84/100 – due lieti faccini e quasi tre :-) :-)
Malborghetto 2000 Colore bellissimo, rubino brillante. Naso fascinosamente fruttato (la ciliegia stramatura, in confettura), aristocraticamente innestato da vene d’eucalipto, di pepe. Ed ha sottili memorie catramate. La bocca è altrettanto fascinosa. Densa, polposa. Quasi masticabile, il frutto. E tannino ben definito. Gran bel vino.
87/100 – tre lieti faccini :-) :-) :-)
Malborghetto 2001 Che naso strano... Ancora quelle sensazioni iodate, ma direi più accentuate. Ancora il goudron catramoso. Ma il fruttato mi par compresso. In bocca sfoggia carattere. Carnoso, sapido. Caldo. Cenni di liquirizia. Ecco: il tannino asciuga un po’, ed è un peccato, ché la progressione del frutto ne viene stoppata.

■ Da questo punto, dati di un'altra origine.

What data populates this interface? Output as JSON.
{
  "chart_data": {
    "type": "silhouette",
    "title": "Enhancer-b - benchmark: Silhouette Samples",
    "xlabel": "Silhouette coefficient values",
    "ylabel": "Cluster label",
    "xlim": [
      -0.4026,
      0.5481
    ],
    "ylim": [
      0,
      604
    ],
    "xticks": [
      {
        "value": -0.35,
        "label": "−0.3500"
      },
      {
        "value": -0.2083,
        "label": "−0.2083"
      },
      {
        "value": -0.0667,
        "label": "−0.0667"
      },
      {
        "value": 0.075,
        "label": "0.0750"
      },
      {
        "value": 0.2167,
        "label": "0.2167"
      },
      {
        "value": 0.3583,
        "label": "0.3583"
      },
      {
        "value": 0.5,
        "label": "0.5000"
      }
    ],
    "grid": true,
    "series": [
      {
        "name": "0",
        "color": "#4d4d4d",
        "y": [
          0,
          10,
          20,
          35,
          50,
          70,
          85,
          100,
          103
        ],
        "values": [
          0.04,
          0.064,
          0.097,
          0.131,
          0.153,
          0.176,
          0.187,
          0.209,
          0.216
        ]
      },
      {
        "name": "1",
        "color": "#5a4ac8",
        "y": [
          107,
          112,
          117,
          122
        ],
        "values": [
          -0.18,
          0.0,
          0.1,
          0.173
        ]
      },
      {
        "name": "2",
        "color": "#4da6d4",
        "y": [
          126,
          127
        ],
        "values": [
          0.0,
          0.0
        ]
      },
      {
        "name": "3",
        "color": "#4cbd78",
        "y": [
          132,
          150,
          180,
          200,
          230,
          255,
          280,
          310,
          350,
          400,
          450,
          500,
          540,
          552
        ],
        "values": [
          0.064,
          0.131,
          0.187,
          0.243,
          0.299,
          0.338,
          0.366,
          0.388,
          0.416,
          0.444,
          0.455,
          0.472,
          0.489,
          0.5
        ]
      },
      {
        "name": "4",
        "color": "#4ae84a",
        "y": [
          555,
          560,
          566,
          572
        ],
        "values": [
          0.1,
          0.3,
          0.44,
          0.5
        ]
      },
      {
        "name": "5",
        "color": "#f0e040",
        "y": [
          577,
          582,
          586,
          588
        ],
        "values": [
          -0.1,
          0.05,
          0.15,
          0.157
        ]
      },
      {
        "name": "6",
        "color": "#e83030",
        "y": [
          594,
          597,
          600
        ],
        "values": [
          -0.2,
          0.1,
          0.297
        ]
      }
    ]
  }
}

82/100 – due faccini :-) :-)
Malborghetto 2003 La bottiglia assaggiata in azienda non andava, non mi convinceva. Un po’ cotta. Ma a casa ne avevo un’altra e l’ho aperta, e vivaddìo mi son ritrovato il bel 2003 che ricordavo: frutto, frutto, frutto. Denso, polposo, avvolgente. E c’è progressione slancio. E bella pepatura. E lunghezza di tutto rispetto.
86/100 – tre lieti faccini :-) :-) :-)
Malborghetto 2004 Alla lunga, questo 2004 finirà per battere il fascinoso 2000, ci scommetto. Mi piace. Ha frutto e nota erbacea (officinale) insieme. E bella bocca: ci trovi tensione, carattere. Ed ecco la frutta rossa succosa e densa. E bel tannino, integrato. Nulla concede alla ruffianeria: è insieme rustico ed elegante. Buono.
87/100 – tre lieti faccini :-) :-) :-)
Malborghetto 2005 Va in bottiglia in questi giorni e sarà in commercio solo nella primavera del 2005. Ho assaggiato una prova dalla vasca, non ancora il vino definitivo. Epperò già avverti che ci siamo. Magari non bellissimo come quello delle due precedenti annate, ma in linea, questo sì, in quanto a carattere ed eleganza.
Ipotizzo 83-86/100 – troppo presto per i faccini
Malborghetto 2006 Solo un assaggio dalla botte. Ma già avverti bel frutto, nitido, maturo. Ed è fruttato d’interesse sia nella prova olfattiva che in quella gustativa. E insomma, se il buon giorno lo si vede dal mattino, questo 2006 promette bene davvero. Magari è un’annata un po’ piccolina, ma c’è eleganza, sissignori.
Ipotizzo 84-87/100, ma è un azzardo - niente faccini, ovviamente, ché quest’è solo un abbozzo di vino.